For DiVincenzo, his first year in Minnesota doubles as the last most Knicks fans likely pay him any attention. He seems destined to go down as one of the more popular one-year Knicks of my lifetime, along with Xavier McDaniel and Jeremy Lin. You wonder what the future holds for DDV and Minnesota when the player has three years left on what’s considered one of if not the league’s best value deal – from DiVincenzo’s perspective, that’s a lot of words to call him the league’s most underpaid player, a label any would look to shed ASAP. 

And yet the Wolves haven’t enjoyed any of that alleged disparity; if anything, DiVincenzo’s play has failed to live up even to his current, modest salary. If that continues, would the Wolves look to move him this summer? And would whatever happens with Randle play a role in DiVincenzo’s fate? 

The Timberwolves traded Towns for Randle and DDV for financial flexibility. Period. It was never about getting the West runner-ups any closer to their first Finals. Whether Glen Taylor remains the owner or Marc Lore and Alex Rodriguez complete the purchase of the team they thought they bought a year ago, the greatest pressure facing the organization is to do whatever it takes to keep Edwards in the fold for as much of the four years and $200 million left on his contract as possible. 

The Wolves are that friend who never has luck with love somehow implausibly ending up with someone entirely too young, hot and promising for them. That’s Edwards, a Madison Avenue/Hollywood star doing community theatre in the Midwest. The moment the Wolves regress, he’s out. Like that pathetic friend taking another few hundred out of their savings because they know the moment the good times stop, that young hot starlet is out the door. Having built a team that was thisclose to the Finals, a historically significant Wolves team – one of only two to ever win a playoff series! – decided the best way to make Edwards wanna stay was to *checks notes* trade their second-best player to hopefully create enough flexibility to try and rebuild what they already had a year ago.

So even if DiVincenzo struggles all season, how can they justify trading him? Knowing they’d be selling on him at his lowest value? The consensus seems to be that Randle will decline his $31 million player option and hit free agency in a summer that isn’t exactly brimming with stars, and that the Wolves hope he does, preferring the cap space and room on the depth chart more than a player turning 31 next season.
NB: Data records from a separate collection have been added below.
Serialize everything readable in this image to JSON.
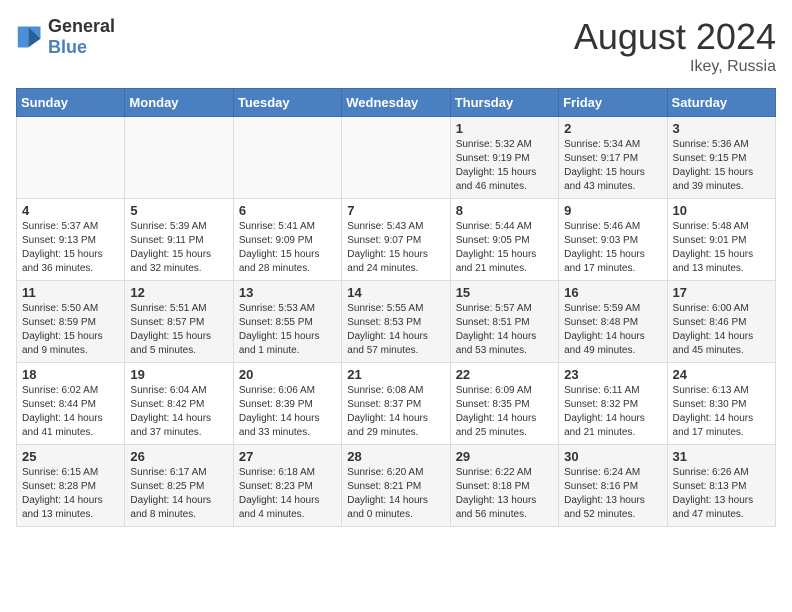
{
  "header": {
    "logo_line1": "General",
    "logo_line2": "Blue",
    "month_year": "August 2024",
    "location": "Ikey, Russia"
  },
  "weekdays": [
    "Sunday",
    "Monday",
    "Tuesday",
    "Wednesday",
    "Thursday",
    "Friday",
    "Saturday"
  ],
  "weeks": [
    [
      {
        "day": "",
        "sunrise": "",
        "sunset": "",
        "daylight": ""
      },
      {
        "day": "",
        "sunrise": "",
        "sunset": "",
        "daylight": ""
      },
      {
        "day": "",
        "sunrise": "",
        "sunset": "",
        "daylight": ""
      },
      {
        "day": "",
        "sunrise": "",
        "sunset": "",
        "daylight": ""
      },
      {
        "day": "1",
        "sunrise": "Sunrise: 5:32 AM",
        "sunset": "Sunset: 9:19 PM",
        "daylight": "Daylight: 15 hours and 46 minutes."
      },
      {
        "day": "2",
        "sunrise": "Sunrise: 5:34 AM",
        "sunset": "Sunset: 9:17 PM",
        "daylight": "Daylight: 15 hours and 43 minutes."
      },
      {
        "day": "3",
        "sunrise": "Sunrise: 5:36 AM",
        "sunset": "Sunset: 9:15 PM",
        "daylight": "Daylight: 15 hours and 39 minutes."
      }
    ],
    [
      {
        "day": "4",
        "sunrise": "Sunrise: 5:37 AM",
        "sunset": "Sunset: 9:13 PM",
        "daylight": "Daylight: 15 hours and 36 minutes."
      },
      {
        "day": "5",
        "sunrise": "Sunrise: 5:39 AM",
        "sunset": "Sunset: 9:11 PM",
        "daylight": "Daylight: 15 hours and 32 minutes."
      },
      {
        "day": "6",
        "sunrise": "Sunrise: 5:41 AM",
        "sunset": "Sunset: 9:09 PM",
        "daylight": "Daylight: 15 hours and 28 minutes."
      },
      {
        "day": "7",
        "sunrise": "Sunrise: 5:43 AM",
        "sunset": "Sunset: 9:07 PM",
        "daylight": "Daylight: 15 hours and 24 minutes."
      },
      {
        "day": "8",
        "sunrise": "Sunrise: 5:44 AM",
        "sunset": "Sunset: 9:05 PM",
        "daylight": "Daylight: 15 hours and 21 minutes."
      },
      {
        "day": "9",
        "sunrise": "Sunrise: 5:46 AM",
        "sunset": "Sunset: 9:03 PM",
        "daylight": "Daylight: 15 hours and 17 minutes."
      },
      {
        "day": "10",
        "sunrise": "Sunrise: 5:48 AM",
        "sunset": "Sunset: 9:01 PM",
        "daylight": "Daylight: 15 hours and 13 minutes."
      }
    ],
    [
      {
        "day": "11",
        "sunrise": "Sunrise: 5:50 AM",
        "sunset": "Sunset: 8:59 PM",
        "daylight": "Daylight: 15 hours and 9 minutes."
      },
      {
        "day": "12",
        "sunrise": "Sunrise: 5:51 AM",
        "sunset": "Sunset: 8:57 PM",
        "daylight": "Daylight: 15 hours and 5 minutes."
      },
      {
        "day": "13",
        "sunrise": "Sunrise: 5:53 AM",
        "sunset": "Sunset: 8:55 PM",
        "daylight": "Daylight: 15 hours and 1 minute."
      },
      {
        "day": "14",
        "sunrise": "Sunrise: 5:55 AM",
        "sunset": "Sunset: 8:53 PM",
        "daylight": "Daylight: 14 hours and 57 minutes."
      },
      {
        "day": "15",
        "sunrise": "Sunrise: 5:57 AM",
        "sunset": "Sunset: 8:51 PM",
        "daylight": "Daylight: 14 hours and 53 minutes."
      },
      {
        "day": "16",
        "sunrise": "Sunrise: 5:59 AM",
        "sunset": "Sunset: 8:48 PM",
        "daylight": "Daylight: 14 hours and 49 minutes."
      },
      {
        "day": "17",
        "sunrise": "Sunrise: 6:00 AM",
        "sunset": "Sunset: 8:46 PM",
        "daylight": "Daylight: 14 hours and 45 minutes."
      }
    ],
    [
      {
        "day": "18",
        "sunrise": "Sunrise: 6:02 AM",
        "sunset": "Sunset: 8:44 PM",
        "daylight": "Daylight: 14 hours and 41 minutes."
      },
      {
        "day": "19",
        "sunrise": "Sunrise: 6:04 AM",
        "sunset": "Sunset: 8:42 PM",
        "daylight": "Daylight: 14 hours and 37 minutes."
      },
      {
        "day": "20",
        "sunrise": "Sunrise: 6:06 AM",
        "sunset": "Sunset: 8:39 PM",
        "daylight": "Daylight: 14 hours and 33 minutes."
      },
      {
        "day": "21",
        "sunrise": "Sunrise: 6:08 AM",
        "sunset": "Sunset: 8:37 PM",
        "daylight": "Daylight: 14 hours and 29 minutes."
      },
      {
        "day": "22",
        "sunrise": "Sunrise: 6:09 AM",
        "sunset": "Sunset: 8:35 PM",
        "daylight": "Daylight: 14 hours and 25 minutes."
      },
      {
        "day": "23",
        "sunrise": "Sunrise: 6:11 AM",
        "sunset": "Sunset: 8:32 PM",
        "daylight": "Daylight: 14 hours and 21 minutes."
      },
      {
        "day": "24",
        "sunrise": "Sunrise: 6:13 AM",
        "sunset": "Sunset: 8:30 PM",
        "daylight": "Daylight: 14 hours and 17 minutes."
      }
    ],
    [
      {
        "day": "25",
        "sunrise": "Sunrise: 6:15 AM",
        "sunset": "Sunset: 8:28 PM",
        "daylight": "Daylight: 14 hours and 13 minutes."
      },
      {
        "day": "26",
        "sunrise": "Sunrise: 6:17 AM",
        "sunset": "Sunset: 8:25 PM",
        "daylight": "Daylight: 14 hours and 8 minutes."
      },
      {
        "day": "27",
        "sunrise": "Sunrise: 6:18 AM",
        "sunset": "Sunset: 8:23 PM",
        "daylight": "Daylight: 14 hours and 4 minutes."
      },
      {
        "day": "28",
        "sunrise": "Sunrise: 6:20 AM",
        "sunset": "Sunset: 8:21 PM",
        "daylight": "Daylight: 14 hours and 0 minutes."
      },
      {
        "day": "29",
        "sunrise": "Sunrise: 6:22 AM",
        "sunset": "Sunset: 8:18 PM",
        "daylight": "Daylight: 13 hours and 56 minutes."
      },
      {
        "day": "30",
        "sunrise": "Sunrise: 6:24 AM",
        "sunset": "Sunset: 8:16 PM",
        "daylight": "Daylight: 13 hours and 52 minutes."
      },
      {
        "day": "31",
        "sunrise": "Sunrise: 6:26 AM",
        "sunset": "Sunset: 8:13 PM",
        "daylight": "Daylight: 13 hours and 47 minutes."
      }
    ]
  ]
}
How can they possibly trade Towns for two players they let walk after a year and then tell Edwards . . . what? It’s all part of God’s plan?

I keep thinking back to Randle – his whole time as a Knick, his aura. I go back to that game-winning three he made for the Wolves over the Suns, how it had all the earmarks of a transformative moment, and yet how his team went on to lose four in a row. I think about compartmentalization, how it’s sometimes a lifesaver and sometimes it feels like you’re dreaming, trying to get from point A to point B, only someone’s turned on a treadmill you’re walking against, forever taking action while never getting anywhere. 

Randle broke his leg early in his first NBA game, missing the rest of that season. Did he breathe a sigh of relief when he returned from that? Did he when he signed his first free agent deal with New Orleans? Maybe a year later, when he became a Knick? Two years later, when he signed what was considered a team-friendly extension? Maybe he’s still waiting to exhale, and tonight’s just a chance to inhale more sharply. 

The re-match in January when Randle and DDV return to MSG will be the real heartstring-tugger. Tonight may offer some closure for some, but don’t forget those left behind while the world moved on. Wherever this year’s Knicks end up, they wouldn’t have gotten there without Randle and DiVincenzo. Tonight that pair hope to help the Knicks end up losers. Who’s truly “soft as hell”? Tune in and find out.